What? No way! A small rebellion simmered….
Oh, tell you what, put them in these lockers here instead
So no photos of La Sarita or Juanita, the Ice Maiden Mummy whose artefacts were on display,sadly. Having said that, though, it was so dark, I very much doubt whether any decent pictures would have been created anyway, so instead, here’s a link. Whilst it was interesting to be there, I must say that Otzi in Bolzano is older and better displayed… But hey, we were in Arequipa, not in SudTirol, and we were just fine seeing what was here.
Having seen what there was to see, we had three quarters of an hour to take a look around the Square. Freedom!
We paid the small Jesuit church a visit. Like many buildings in central Arequipa it’s built of the distinctive white volcanic rock, beautifully carved and richly decorated.
I liked the remains of a painted surface on one of the side walls.
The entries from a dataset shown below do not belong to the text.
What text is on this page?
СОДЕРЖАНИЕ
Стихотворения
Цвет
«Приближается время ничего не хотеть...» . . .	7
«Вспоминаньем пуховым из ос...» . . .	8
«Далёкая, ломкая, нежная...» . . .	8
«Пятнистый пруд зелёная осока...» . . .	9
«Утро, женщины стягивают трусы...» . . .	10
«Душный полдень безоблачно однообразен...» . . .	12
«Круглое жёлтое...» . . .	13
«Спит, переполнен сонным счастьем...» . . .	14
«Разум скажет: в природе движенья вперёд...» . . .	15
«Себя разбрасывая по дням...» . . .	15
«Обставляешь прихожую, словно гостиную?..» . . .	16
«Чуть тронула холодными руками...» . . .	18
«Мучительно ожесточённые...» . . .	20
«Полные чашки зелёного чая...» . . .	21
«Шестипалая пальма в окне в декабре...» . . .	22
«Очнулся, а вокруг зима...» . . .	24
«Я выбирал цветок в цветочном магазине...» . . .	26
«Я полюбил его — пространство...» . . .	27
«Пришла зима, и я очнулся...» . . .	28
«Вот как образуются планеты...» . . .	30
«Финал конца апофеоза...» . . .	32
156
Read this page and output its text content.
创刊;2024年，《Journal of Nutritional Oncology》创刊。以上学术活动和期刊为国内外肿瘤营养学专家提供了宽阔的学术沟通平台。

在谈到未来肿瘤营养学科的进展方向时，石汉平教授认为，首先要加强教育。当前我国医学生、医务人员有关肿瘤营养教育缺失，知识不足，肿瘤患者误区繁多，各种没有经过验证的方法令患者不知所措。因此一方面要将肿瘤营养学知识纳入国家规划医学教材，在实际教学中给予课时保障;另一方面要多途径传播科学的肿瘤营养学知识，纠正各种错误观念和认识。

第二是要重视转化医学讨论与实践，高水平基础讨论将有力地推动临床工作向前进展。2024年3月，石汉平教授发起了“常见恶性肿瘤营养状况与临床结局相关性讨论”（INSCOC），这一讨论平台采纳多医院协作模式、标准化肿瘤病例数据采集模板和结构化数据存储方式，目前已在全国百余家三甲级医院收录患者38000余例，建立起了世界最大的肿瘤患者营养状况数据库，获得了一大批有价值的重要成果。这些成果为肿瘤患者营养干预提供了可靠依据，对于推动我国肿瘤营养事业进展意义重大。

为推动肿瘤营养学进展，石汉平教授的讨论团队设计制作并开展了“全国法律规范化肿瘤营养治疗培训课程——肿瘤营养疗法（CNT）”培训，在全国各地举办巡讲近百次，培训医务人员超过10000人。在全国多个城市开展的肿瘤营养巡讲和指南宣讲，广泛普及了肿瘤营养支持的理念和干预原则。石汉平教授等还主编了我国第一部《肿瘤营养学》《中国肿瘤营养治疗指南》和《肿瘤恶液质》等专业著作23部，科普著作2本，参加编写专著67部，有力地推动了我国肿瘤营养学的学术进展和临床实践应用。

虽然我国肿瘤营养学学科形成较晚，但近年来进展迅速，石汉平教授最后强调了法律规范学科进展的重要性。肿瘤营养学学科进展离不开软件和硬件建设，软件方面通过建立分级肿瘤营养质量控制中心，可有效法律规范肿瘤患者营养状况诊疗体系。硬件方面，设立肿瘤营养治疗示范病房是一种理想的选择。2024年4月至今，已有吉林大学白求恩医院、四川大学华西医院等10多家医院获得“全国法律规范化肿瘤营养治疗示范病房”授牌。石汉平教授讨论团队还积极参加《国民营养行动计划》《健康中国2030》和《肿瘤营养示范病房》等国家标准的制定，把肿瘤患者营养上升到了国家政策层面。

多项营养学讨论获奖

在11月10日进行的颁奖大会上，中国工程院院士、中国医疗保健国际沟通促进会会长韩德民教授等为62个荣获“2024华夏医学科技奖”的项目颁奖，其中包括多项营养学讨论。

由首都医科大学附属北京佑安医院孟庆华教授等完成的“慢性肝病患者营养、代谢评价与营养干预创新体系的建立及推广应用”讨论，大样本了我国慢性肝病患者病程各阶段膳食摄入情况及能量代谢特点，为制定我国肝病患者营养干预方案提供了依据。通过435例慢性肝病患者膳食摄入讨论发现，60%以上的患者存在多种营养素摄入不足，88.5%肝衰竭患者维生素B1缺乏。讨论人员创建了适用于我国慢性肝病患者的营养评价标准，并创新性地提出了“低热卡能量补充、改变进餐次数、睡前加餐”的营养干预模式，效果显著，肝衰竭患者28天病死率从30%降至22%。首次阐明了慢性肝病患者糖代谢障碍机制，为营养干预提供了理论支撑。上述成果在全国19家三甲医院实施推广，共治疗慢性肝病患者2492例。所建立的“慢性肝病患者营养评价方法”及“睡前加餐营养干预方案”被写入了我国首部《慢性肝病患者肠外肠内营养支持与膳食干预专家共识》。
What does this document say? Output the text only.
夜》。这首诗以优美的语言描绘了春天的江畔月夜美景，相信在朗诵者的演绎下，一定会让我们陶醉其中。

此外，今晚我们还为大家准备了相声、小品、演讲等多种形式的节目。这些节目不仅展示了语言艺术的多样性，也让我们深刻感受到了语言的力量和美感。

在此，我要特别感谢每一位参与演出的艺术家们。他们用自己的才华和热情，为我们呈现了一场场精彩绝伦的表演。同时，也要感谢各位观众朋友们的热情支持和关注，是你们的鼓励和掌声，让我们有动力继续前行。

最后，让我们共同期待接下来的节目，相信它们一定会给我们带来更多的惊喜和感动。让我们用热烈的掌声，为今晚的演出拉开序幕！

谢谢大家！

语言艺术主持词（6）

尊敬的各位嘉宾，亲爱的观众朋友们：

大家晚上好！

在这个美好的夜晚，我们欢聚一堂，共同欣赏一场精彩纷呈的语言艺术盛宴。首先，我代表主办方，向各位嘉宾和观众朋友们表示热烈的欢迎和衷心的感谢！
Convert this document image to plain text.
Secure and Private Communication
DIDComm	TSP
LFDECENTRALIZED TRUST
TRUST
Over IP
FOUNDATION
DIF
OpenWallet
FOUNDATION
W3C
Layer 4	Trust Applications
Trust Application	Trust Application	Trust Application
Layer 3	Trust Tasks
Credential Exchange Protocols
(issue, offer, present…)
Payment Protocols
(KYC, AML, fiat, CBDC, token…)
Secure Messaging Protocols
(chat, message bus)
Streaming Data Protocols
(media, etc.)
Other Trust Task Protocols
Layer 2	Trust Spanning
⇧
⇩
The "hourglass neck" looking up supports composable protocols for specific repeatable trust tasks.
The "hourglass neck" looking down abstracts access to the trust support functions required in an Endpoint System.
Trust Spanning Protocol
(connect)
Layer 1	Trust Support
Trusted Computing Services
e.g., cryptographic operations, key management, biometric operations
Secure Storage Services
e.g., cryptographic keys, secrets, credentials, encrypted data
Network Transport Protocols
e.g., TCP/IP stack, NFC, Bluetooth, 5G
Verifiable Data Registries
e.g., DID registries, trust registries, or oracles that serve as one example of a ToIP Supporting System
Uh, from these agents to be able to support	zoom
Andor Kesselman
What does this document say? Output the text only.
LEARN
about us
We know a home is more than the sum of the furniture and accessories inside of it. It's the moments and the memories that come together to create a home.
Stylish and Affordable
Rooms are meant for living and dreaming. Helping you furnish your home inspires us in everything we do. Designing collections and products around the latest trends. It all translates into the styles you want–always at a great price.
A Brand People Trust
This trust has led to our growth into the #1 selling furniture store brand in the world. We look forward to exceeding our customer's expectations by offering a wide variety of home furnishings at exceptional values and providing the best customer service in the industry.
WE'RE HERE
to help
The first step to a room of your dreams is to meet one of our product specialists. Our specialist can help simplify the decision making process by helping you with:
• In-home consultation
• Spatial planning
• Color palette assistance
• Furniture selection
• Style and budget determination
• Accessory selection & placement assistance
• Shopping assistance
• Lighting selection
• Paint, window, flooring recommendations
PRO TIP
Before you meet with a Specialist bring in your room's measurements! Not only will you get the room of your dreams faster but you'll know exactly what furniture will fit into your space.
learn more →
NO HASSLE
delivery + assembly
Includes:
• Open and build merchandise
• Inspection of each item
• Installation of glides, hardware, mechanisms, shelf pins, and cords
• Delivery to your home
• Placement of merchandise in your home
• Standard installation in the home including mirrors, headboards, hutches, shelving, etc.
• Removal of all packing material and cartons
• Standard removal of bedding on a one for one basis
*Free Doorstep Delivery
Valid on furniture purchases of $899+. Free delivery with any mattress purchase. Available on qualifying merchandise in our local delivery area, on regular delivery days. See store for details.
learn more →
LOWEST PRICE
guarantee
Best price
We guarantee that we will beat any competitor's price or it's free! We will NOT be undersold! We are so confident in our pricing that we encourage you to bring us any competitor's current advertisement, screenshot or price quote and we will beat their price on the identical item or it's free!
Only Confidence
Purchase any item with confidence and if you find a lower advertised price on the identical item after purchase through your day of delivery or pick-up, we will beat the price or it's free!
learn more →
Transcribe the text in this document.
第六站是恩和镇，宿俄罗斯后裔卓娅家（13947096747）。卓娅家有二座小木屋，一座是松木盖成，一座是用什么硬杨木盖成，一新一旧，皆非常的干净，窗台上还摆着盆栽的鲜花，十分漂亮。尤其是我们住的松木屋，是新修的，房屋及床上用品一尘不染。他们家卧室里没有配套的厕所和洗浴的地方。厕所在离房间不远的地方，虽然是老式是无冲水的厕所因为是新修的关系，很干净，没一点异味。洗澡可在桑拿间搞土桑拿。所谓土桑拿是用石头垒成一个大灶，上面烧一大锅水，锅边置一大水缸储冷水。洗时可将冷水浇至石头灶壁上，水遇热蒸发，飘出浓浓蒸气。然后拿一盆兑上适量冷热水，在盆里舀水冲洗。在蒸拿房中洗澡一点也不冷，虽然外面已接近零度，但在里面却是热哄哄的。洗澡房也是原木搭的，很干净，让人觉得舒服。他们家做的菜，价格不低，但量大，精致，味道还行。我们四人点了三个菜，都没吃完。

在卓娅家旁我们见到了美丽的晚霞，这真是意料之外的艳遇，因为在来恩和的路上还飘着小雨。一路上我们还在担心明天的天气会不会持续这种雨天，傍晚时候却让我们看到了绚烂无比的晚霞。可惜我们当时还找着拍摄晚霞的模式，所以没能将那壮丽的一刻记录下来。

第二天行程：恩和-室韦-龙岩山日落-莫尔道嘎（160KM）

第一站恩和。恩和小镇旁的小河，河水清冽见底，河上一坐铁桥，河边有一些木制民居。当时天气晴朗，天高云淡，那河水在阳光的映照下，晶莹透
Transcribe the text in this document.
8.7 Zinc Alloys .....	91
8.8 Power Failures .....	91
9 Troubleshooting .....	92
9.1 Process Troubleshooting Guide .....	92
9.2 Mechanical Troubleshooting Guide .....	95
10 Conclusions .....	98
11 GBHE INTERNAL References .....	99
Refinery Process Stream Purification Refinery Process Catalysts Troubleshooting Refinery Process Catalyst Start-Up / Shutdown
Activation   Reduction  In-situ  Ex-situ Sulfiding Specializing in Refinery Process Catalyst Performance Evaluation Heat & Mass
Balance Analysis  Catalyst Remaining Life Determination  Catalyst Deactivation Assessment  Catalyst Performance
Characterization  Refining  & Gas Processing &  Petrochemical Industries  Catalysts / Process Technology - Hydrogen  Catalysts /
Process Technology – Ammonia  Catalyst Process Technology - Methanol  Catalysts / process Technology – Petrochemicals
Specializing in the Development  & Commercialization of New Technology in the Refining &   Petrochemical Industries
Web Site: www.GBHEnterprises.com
Making our way over to the Cathedral, we couldn’t resist popping into the shop selling tiny alfajores – small sandwich biscuits with dulce de leche, orange creme…and about a dozen other flavours. No, of course we didn’t leave empty handed!
The cathedral was rather busy and like many such places, a real centre of the community.
Two bright yellow booths outside were fresh air confessionals, with a young priest standing by to receive each person in turn from a queue stretching along the fence.
Inside was bright and airy, totally unstuffy and very much alive.
Thankfully one of the richly adorned figures in the glass cases high on the wall wasn’t too affected by the reflections from the windows opposite.
With fifteen minutes or so to spare, my hero and I wandered down a few back streets, trying to identify the source of some jolly music we could hear – we never found it though.
We did, however, catch sight of this beauty in her blue and white.
and a rather older, more soberly dressed Peruvian lady – but just look at those boots!
Time to meet the group now, though, and time for a sneaky shot of the “llama girls”, trying to snag unsuspecting tourists into parting with a few $$$s in return for a photograph.
Time to say goodbye to Arequipa then and to make our way back across the desert and back to the ship. I can’t tell you how relieved I was that, as always, it didn’t seem to take quite as long to get back as it did to get there.
When we walked up the gangplank, we sensed that it was about to be drawn up and we’d be away, but shortly after we reached our suite, the Captain announced a medical emergency which would involve a short delay. As I sit here and type, it’s 10.45pm and we just heard the engines start. I think we are away.
Tomorrow we plan to be in Chile – where the time is two hours ahead of Peru. Two hours short tonight then – isn’t that mean?